Apprenticeship programs in Wisconsin will not be required to change their practices and adopt testing over training, but the state will give those programs the option.
Trainers in apprenticeship programs throughout the state must now decide if workers should be able to spend fewer hours in apprenticeships because they can pass a standardized test on a given skill, said Joe Weisling, training administrator for the Southeast Wisconsin Carpentry Training Center.
“The industry is evolving at a rate that knowledge is king,” he said. “Skill sets are important, but general, overall knowledge is equally important, and competence in performing tasks may or may not demonstrate overall knowledge.”
Weisling said the Wisconsin Department of Workforce Development has convened a group of industry representatives, including Weisling, to revise the state’s apprenticeship rules to comply with the federal regulations.
After the change, apprenticeship programs either can stick with a time-on-the-job approach that requires a minimum of 2,000 hours training, or they can opt to use tests to approve apprentices without requiring a minimum number of training hours.
Trainers also could blend the two approaches by requiring apprentices spend a minimum number of hours in training and pass skills tests.
If Wisconsin’s apprenticeship trainers choose to use testing, the tests should be strong enough to maintain the quality in the programs, said John Schmitt, business manager for Laborers Local 113 in Milwaukee. Rather than relying on national standardized tests, the state’s apprenticeship programs should create their own.
“They have great programs,” Schmitt said, “and by the time an apprentice gets through, the nice thing about it is the apprentice is skilled in all levels of construction.”

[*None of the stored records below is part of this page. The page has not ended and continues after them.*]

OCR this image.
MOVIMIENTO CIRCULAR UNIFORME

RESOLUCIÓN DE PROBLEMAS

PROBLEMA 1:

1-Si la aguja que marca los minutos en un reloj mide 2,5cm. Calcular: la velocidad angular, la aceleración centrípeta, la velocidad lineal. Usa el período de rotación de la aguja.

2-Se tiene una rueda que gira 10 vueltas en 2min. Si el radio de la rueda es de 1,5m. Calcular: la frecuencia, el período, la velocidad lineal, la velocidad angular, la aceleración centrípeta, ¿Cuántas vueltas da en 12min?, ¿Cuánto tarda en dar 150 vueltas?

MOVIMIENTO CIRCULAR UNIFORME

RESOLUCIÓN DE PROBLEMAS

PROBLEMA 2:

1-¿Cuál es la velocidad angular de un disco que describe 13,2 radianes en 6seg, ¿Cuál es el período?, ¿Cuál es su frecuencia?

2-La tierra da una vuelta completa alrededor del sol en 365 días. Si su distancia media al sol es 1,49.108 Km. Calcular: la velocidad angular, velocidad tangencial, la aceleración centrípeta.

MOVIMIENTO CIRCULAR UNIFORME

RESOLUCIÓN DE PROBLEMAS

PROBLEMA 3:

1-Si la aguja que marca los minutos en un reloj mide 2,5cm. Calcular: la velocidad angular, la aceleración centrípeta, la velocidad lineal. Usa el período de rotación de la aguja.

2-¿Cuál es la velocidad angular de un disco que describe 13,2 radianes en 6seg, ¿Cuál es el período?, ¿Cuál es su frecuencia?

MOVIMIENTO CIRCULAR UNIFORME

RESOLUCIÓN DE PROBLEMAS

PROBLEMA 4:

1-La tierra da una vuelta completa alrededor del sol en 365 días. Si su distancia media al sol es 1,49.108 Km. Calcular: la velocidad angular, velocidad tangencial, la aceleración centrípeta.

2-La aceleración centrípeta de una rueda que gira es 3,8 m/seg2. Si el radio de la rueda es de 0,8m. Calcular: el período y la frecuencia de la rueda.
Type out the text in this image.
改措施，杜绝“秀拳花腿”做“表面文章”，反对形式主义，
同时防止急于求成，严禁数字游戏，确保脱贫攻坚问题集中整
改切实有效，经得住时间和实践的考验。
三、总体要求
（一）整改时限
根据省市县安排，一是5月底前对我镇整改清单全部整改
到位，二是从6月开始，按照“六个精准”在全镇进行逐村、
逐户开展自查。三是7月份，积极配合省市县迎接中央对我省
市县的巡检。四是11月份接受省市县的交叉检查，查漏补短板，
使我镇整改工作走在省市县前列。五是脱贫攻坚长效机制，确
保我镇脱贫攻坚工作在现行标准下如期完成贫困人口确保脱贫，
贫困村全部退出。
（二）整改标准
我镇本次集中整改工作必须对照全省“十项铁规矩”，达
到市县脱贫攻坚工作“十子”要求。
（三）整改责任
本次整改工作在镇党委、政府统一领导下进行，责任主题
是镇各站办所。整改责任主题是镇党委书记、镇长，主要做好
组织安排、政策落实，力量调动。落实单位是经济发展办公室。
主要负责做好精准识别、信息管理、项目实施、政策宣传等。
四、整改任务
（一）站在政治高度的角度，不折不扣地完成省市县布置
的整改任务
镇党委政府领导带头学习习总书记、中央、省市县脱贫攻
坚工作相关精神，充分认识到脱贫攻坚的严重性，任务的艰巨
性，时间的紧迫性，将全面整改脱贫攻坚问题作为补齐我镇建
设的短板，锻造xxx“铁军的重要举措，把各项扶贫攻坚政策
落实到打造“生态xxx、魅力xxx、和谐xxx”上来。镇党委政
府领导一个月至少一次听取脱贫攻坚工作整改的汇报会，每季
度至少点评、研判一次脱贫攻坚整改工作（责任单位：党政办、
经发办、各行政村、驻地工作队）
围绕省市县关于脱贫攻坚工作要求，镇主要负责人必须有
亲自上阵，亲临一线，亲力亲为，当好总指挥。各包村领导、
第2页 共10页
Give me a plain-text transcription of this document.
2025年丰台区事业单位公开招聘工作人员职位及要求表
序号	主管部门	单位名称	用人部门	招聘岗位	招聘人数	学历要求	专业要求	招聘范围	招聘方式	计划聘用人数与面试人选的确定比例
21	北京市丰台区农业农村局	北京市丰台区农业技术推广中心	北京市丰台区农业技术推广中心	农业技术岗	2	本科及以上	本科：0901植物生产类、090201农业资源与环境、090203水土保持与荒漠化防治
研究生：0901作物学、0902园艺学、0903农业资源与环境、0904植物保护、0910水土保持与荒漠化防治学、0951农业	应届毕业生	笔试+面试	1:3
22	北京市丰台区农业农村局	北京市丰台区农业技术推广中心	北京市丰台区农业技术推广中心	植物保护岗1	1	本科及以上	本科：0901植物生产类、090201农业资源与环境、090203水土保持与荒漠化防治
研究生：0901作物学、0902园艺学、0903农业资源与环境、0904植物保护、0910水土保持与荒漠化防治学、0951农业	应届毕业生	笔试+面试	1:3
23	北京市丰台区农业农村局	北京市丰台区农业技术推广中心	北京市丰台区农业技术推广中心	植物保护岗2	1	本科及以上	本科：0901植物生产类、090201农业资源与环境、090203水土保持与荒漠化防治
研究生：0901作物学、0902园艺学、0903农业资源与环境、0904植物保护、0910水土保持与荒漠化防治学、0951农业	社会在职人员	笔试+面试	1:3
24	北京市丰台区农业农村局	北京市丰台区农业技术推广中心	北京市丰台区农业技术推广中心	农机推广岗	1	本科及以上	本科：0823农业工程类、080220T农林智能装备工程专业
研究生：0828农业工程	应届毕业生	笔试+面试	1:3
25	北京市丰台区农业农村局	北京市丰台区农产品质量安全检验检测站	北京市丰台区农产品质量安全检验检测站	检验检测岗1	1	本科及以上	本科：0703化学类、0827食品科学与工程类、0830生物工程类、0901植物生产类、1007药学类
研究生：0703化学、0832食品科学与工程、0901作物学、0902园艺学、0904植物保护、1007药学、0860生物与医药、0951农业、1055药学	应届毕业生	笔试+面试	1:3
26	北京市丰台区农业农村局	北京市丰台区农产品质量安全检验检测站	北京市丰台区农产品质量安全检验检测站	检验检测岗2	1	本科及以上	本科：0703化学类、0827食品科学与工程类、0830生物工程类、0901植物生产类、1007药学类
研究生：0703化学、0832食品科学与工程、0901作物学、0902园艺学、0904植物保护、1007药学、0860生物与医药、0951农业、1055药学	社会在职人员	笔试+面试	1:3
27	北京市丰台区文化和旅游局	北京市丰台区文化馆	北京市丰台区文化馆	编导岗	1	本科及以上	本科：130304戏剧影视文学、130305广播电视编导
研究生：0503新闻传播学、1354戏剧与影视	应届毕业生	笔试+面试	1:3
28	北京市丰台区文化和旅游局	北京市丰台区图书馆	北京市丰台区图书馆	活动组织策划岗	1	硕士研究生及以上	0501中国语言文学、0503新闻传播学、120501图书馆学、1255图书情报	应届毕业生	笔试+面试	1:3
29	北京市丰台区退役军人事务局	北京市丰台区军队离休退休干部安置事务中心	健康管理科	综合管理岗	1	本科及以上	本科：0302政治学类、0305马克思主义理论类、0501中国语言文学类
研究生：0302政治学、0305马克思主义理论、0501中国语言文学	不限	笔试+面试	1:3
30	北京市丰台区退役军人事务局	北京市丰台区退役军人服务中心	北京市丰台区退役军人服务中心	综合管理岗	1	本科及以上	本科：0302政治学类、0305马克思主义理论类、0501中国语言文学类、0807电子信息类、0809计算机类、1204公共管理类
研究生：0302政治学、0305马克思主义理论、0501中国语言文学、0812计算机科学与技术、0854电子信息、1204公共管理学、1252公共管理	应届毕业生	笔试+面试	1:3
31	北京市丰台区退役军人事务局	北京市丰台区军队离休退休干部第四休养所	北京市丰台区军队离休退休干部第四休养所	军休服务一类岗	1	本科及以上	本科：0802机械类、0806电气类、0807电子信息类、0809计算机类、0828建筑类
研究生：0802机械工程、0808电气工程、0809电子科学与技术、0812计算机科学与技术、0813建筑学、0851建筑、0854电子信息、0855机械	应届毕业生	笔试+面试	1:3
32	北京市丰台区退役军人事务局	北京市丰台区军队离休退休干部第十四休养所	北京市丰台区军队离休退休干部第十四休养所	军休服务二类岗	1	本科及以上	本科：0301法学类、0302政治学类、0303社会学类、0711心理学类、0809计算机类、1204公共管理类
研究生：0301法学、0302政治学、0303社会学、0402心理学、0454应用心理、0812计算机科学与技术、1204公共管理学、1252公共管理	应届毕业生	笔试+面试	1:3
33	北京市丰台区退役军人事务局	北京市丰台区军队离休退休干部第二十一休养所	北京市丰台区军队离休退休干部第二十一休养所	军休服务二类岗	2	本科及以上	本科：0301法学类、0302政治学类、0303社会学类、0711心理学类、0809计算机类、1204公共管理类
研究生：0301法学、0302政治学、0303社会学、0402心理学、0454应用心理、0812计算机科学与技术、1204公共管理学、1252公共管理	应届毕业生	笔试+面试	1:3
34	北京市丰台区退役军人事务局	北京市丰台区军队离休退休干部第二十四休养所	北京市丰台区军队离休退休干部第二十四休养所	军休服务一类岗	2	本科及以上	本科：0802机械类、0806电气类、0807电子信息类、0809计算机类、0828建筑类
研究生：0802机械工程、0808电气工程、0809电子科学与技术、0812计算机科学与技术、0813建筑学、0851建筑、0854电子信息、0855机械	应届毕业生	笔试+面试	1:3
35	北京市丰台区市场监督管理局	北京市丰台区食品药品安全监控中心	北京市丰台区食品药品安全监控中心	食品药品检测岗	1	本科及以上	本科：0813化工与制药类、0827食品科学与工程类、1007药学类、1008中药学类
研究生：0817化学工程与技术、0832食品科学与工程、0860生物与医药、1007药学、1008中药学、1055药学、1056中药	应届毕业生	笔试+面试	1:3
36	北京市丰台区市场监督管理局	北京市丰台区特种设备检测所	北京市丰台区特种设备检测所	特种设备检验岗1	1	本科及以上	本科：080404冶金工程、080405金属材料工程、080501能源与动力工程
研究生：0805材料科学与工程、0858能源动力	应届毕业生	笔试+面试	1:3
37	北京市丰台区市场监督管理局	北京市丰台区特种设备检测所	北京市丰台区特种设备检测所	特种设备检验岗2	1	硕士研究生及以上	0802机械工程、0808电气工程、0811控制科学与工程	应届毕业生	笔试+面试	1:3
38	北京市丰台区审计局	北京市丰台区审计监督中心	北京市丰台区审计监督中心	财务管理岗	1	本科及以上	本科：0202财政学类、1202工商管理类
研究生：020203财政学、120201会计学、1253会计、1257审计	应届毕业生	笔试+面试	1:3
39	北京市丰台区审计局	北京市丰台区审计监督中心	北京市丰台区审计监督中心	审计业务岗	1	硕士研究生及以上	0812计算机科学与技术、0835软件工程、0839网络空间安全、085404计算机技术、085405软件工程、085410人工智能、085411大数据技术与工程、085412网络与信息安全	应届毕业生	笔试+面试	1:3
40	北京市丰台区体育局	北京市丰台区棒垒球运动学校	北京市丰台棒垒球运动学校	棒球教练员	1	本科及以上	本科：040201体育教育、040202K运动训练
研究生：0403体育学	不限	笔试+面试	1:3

Weisling and Schmitt said graduating apprentices more quickly through testing could offer advantages when there is higher demand for skilled trades workers.
Weisling said the industry will not automatically sacrifice worker skills by changing the standard from time to testing, but the question of how to do it right will furrow some brows in the coming years.
“It is going to be an interesting dilemma,” he said, “and the best way I think I can say it is everybody is apprehensive about change.”